02 giugno 2023

Beach Fossils - Bunny ALBUM REVIEW


Perché ci piace tanto il jangle pop? I motivi, a mio parere, sono due. Il primo sta nella forma aerea dei suoi stessi suoni: quelle chitarre scampanellanti, quale veloci trine di arpeggi elettrici che inseguendosi ti trascinano verso l'alto, quella idea di impalpabile leggerezza che si lega indissolubilmente ad una suggestione di sottile ma innocua malinconia, in tante declinazioni differenti certo, ma sempre nel giro aereo di questi paesaggi musicali di psichedelica delicatezza. Il secondo motivo sta nel fatto che parliamo di un modo di suonare che ha radici ormai lunghissime (i Byrds, la California del surf rock) e che non ha in verità mai smesso di germogliare, in nessuno dei sei decenni in cui possiamo ritrovarlo. Perché, diciamocelo, c'è lì dentro qualcosa di magico e forse di "chimico", che ha il potere di intriderci i pensieri e farci stare meglio.

Una lunga introduzione per celebrare ovviamente un album in cui i jingle jangle delle chitarre sono la linfa vitale, e non un album qualsiasi, trattandosi del quinto di una band di culto come i newyorkesi Beach Fossils.  

Introduzione che potrebbe servirsi anche soltanto delle prime note del pezzo che apre il disco, Sleeping On My Own, e tanto basterebbe per rispondere alla domanda con cui abbiamo aperto. Perché ci piace tanto questa musica? Perché è fatta della materia dei sogni, per rubare le parole del poeta. Una materia che Dustin Payseur, anima da sempre dei Beach Fossils, maneggia con l'arte di chi sa trasformarla in canzone con pochi abili tocchi di plettro.

La band americana, fin da quell'album omonimo che l'ha fatta diventare una piccola istituzione del mondo indie, ha sempre ibridato suggestioni post punk e tradizione jangly, arrivando ad un disco come Somersault, del 2017, in cui l'ambizione era quella di togliere dalla quota pop e aggiungere in quella della raffinatezza sperimentale (e infatti è il loro album più amato dalla critica, ma anche quello meno immediato ed efficace, a mio parere).

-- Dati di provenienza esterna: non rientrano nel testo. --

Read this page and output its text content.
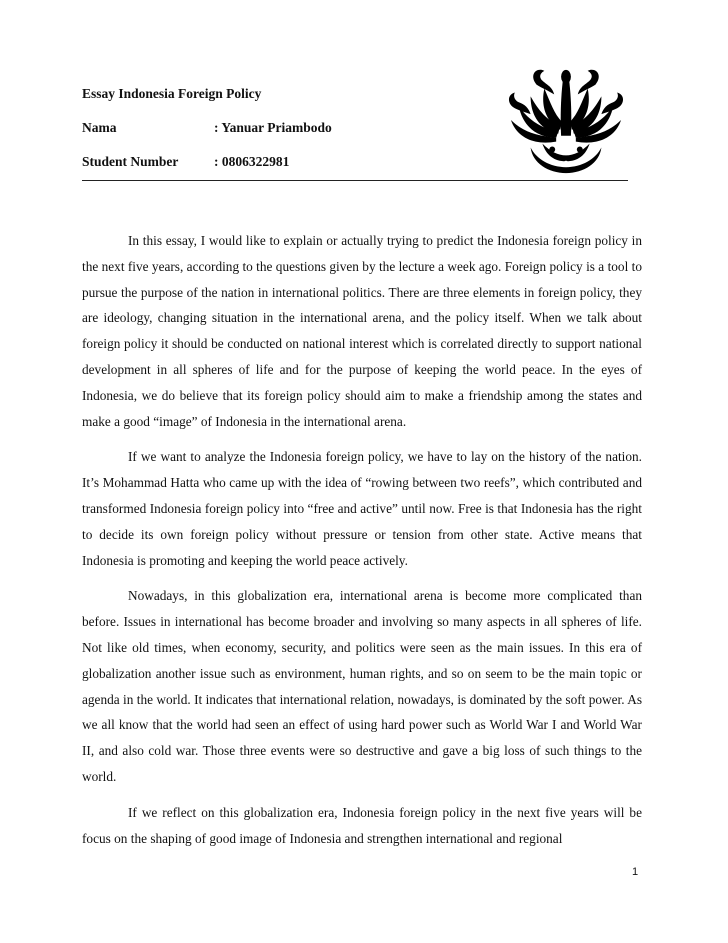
Essay Indonesia Foreign Policy
Nama	: Yanuar Priambodo
Student Number	: 0806322981

In this essay, I would like to explain or actually trying to predict the Indonesia foreign policy in the next five years, according to the questions given by the lecture a week ago. Foreign policy is a tool to pursue the purpose of the nation in international politics. There are three elements in foreign policy, they are ideology, changing situation in the international arena, and the policy itself. When we talk about foreign policy it should be conducted on national interest which is correlated directly to support national development in all spheres of life and for the purpose of keeping the world peace. In the eyes of Indonesia, we do believe that its foreign policy should aim to make a friendship among the states and make a good “image” of Indonesia in the international arena.

If we want to analyze the Indonesia foreign policy, we have to lay on the history of the nation. It’s Mohammad Hatta who came up with the idea of “rowing between two reefs”, which contributed and transformed Indonesia foreign policy into “free and active” until now. Free is that Indonesia has the right to decide its own foreign policy without pressure or tension from other state. Active means that Indonesia is promoting and keeping the world peace actively.

Nowadays, in this globalization era, international arena is become more complicated than before. Issues in international has become broader and involving so many aspects in all spheres of life. Not like old times, when economy, security, and politics were seen as the main issues. In this era of globalization another issue such as environment, human rights, and so on seem to be the main topic or agenda in the world. It indicates that international relation, nowadays, is dominated by the soft power. As we all know that the world had seen an effect of using hard power such as World War I and World War II, and also cold war. Those three events were so destructive and gave a big loss of such things to the world.

If we reflect on this globalization era, Indonesia foreign policy in the next five years will be focus on the shaping of good image of Indonesia and strengthen international and regional

1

Bunny arriva dopo sei lunghi anni e ci mette davanti dei Bech Fossils che senz'altro riconosciamo al primo colpo, ma sembrano avere recuperato l'intenzione di scrivere le canzoni più catchy della loro carriera, pur restando nell'alveo della loro ormai consueta e quasi maniacale cura formale. Ecco allora la dolcezza acustica profumata di una brezza country di Run To The Moon, il carillon di Don't Fake Away con i suoi synth che citano apertamente The Cure, la psichedelia color pastello di (Just Like The) Setting Sun e Anything Is Anything con i loro ritornelli di catartica apertura, un singolo di intelligente piacevolezza come Dare Me, il dream pop alla Spaceman 3 di Feel So High, le chitarre avvolgenti e fragorose di Seconds, e infine l'outro di aerea morbidezza Waterfall. Il tutto in un flusso emozionale compatto e coerente, appena appena algido come i Beach Fossils sono sempre stati, ma intessuto di un fascino innegabile.

Nel novero delle band dream pop di oggi - band che per altro ai Beach Fossils spesso si sono ispirate - Dustin Payseur e compagni conservano lo status invidiabile di gruppo fuori dalle mode e dall'eleganza eterea e quasi fuori dal mondo. Non hanno (e non hanno mai avuto) l'ambizione di scrivere anthem di genere (e qui non ce ne sono), ma hanno un'intera carriera a testimoniare quanto siano ancora influenti nella scena indie pop. Bunny con i suoi undici episodi di luminosa bellezza dimostra come i quattro di New York abbiano ancora una inestinguibile passione di lavorare sui dettagli e cercare non la perfect pop song in generale, ma la "loro" perfect pop song.